Publication Date

1-2015

Comments

Technical Report: UTEP-CS-15-09

Abstract

Researchers continuously look for possible relations between relevant quantities, e.g., relations which may help in preventing and curing diseases. Once a hypothesis is made about such a relation, it is necessary to test whether it is confirmed by the data. For such hypothesis testing, t-tests are most widely used. For example, a t-test can check, based on two samples, whether it is possible that they come from distributions with the same mean -- e.g., whether the average blood pressure after a proposed treatment is the same as before or it is provably smaller -- meaning that the tested treatment works.

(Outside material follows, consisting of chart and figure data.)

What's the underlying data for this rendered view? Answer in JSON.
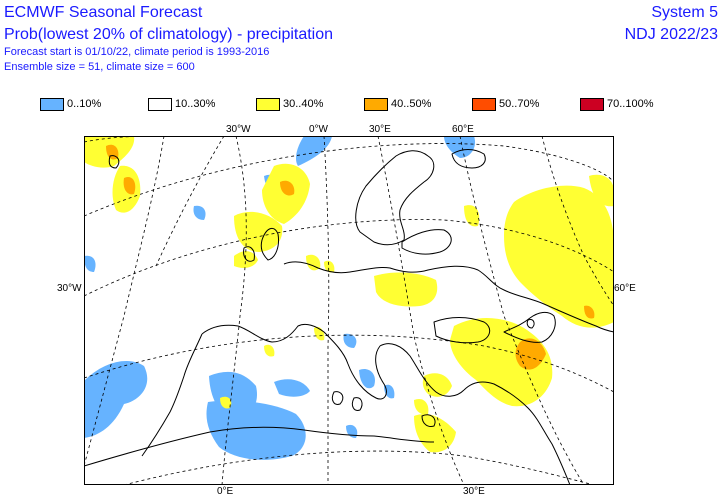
{
  "header": {
    "title": "ECMWF Seasonal Forecast",
    "subtitle": "Prob(lowest 20% of climatology) - precipitation",
    "line3": "Forecast start is 01/10/22, climate period is 1993-2016",
    "line4": "Ensemble size = 51, climate size = 600",
    "system": "System 5",
    "period": "NDJ 2022/23"
  },
  "legend": [
    {
      "label": "0..10%",
      "color": "#66b3ff"
    },
    {
      "label": "10..30%",
      "color": "#ffffff"
    },
    {
      "label": "30..40%",
      "color": "#ffff33"
    },
    {
      "label": "40..50%",
      "color": "#ffaa00"
    },
    {
      "label": "50..70%",
      "color": "#ff4d00"
    },
    {
      "label": "70..100%",
      "color": "#cc0022"
    }
  ],
  "map": {
    "top_lon_labels": [
      "30°W",
      "0°W",
      "30°E",
      "60°E"
    ],
    "bottom_lon_labels": [
      "0°E",
      "30°E"
    ],
    "left_lat_label": "30°W",
    "right_lat_label": "60°E"
  }
}
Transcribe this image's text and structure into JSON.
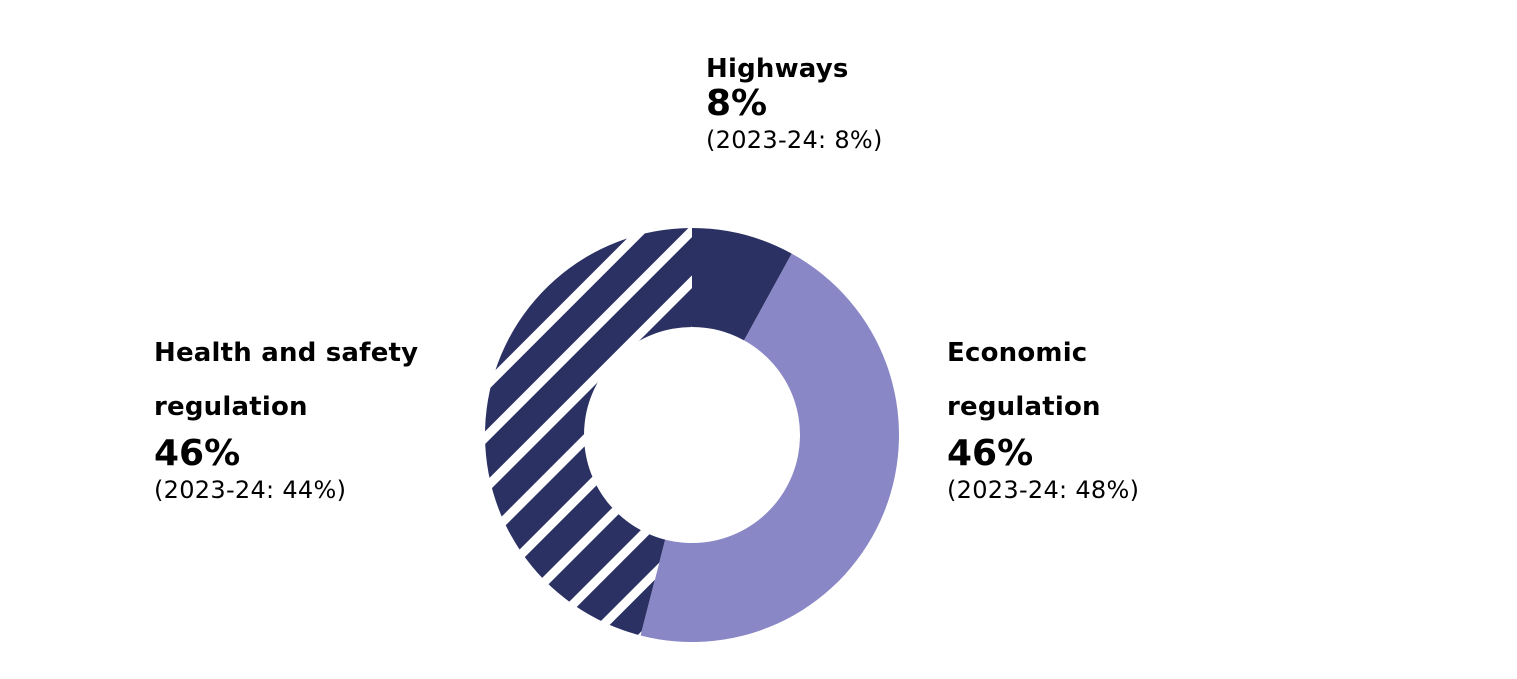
{
  "chart_data": {
    "type": "pie",
    "variant": "donut",
    "legend": "none",
    "slices": [
      {
        "name": "Highways",
        "value": 8,
        "value_label": "8%",
        "previous_label": "(2023-24: 8%)",
        "color": "#2b3163",
        "pattern": "solid"
      },
      {
        "name": "Economic regulation",
        "value": 46,
        "value_label": "46%",
        "previous_label": "(2023-24: 48%)",
        "color": "#8a87c6",
        "pattern": "solid"
      },
      {
        "name": "Health and safety regulation",
        "value": 46,
        "value_label": "46%",
        "previous_label": "(2023-24: 44%)",
        "color": "#2b3163",
        "pattern": "diagonal-stripes"
      }
    ]
  }
}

In traditional statistics, we assume that we know the exact values of the corresponding quantities. In biomedical research, however, it is important to preserve patients' privacy and confidentiality -- and, knowing the exact values of all relevant parameters, one can uniquely identify the patient. One of the most efficient ways to preserve privacy is thus to replace the exact values with intervals containing such values. For example, instead of the exact age -- which can uniquely identify the patient -- we only store an interval containing this age: between 20 and 30, or between 30 and 40, etc.

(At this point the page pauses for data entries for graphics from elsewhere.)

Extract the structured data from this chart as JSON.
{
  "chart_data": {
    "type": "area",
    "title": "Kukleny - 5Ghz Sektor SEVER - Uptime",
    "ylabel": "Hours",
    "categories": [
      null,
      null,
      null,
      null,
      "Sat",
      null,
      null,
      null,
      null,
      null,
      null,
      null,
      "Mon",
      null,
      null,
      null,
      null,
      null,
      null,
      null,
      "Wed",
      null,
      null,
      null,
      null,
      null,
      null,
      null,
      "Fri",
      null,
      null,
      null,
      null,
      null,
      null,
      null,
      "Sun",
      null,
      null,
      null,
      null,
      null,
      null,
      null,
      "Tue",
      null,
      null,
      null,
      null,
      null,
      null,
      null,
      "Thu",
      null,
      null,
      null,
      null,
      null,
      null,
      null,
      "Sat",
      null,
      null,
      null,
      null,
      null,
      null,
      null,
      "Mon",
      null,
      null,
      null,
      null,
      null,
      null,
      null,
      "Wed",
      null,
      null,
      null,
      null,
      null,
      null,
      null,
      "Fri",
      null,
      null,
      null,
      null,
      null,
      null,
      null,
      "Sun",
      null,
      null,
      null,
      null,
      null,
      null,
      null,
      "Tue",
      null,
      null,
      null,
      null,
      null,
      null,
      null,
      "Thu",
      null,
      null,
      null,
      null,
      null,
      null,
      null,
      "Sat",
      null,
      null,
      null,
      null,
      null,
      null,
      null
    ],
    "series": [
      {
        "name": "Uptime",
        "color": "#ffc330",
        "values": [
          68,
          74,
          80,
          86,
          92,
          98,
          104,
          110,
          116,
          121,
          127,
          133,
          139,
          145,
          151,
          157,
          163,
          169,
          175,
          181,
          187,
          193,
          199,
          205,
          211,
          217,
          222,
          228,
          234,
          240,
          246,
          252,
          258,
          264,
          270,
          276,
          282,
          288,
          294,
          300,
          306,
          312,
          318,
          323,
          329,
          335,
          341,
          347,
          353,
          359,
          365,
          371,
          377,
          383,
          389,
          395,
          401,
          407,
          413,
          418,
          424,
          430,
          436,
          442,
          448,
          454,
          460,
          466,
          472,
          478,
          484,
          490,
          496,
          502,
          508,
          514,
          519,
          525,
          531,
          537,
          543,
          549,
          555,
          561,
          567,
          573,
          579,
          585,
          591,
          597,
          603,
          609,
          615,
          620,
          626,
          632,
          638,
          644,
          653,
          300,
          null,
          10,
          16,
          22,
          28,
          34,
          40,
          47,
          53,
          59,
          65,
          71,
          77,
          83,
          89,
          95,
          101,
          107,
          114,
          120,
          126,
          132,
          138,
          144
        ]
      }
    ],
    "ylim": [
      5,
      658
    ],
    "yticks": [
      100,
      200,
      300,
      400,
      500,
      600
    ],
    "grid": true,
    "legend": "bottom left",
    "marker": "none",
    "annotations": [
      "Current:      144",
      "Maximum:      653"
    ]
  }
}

Different values from the corresponding intervals lead, in general, to different values of the corresponding statistic. In such situations, to make sure that the data confirms the given hypothesis, we need to check that the corresponding statistic is within the desired interval for all possible values of the input quantities. In other words, we need to make sure that the whole range of possible values of the corresponding statistic is inside the desired interval. Computing this interval is, in general, NP-hard. In this talk, we provide efficient algorithms for computing t-tests under privacy-motivated interval uncertainty.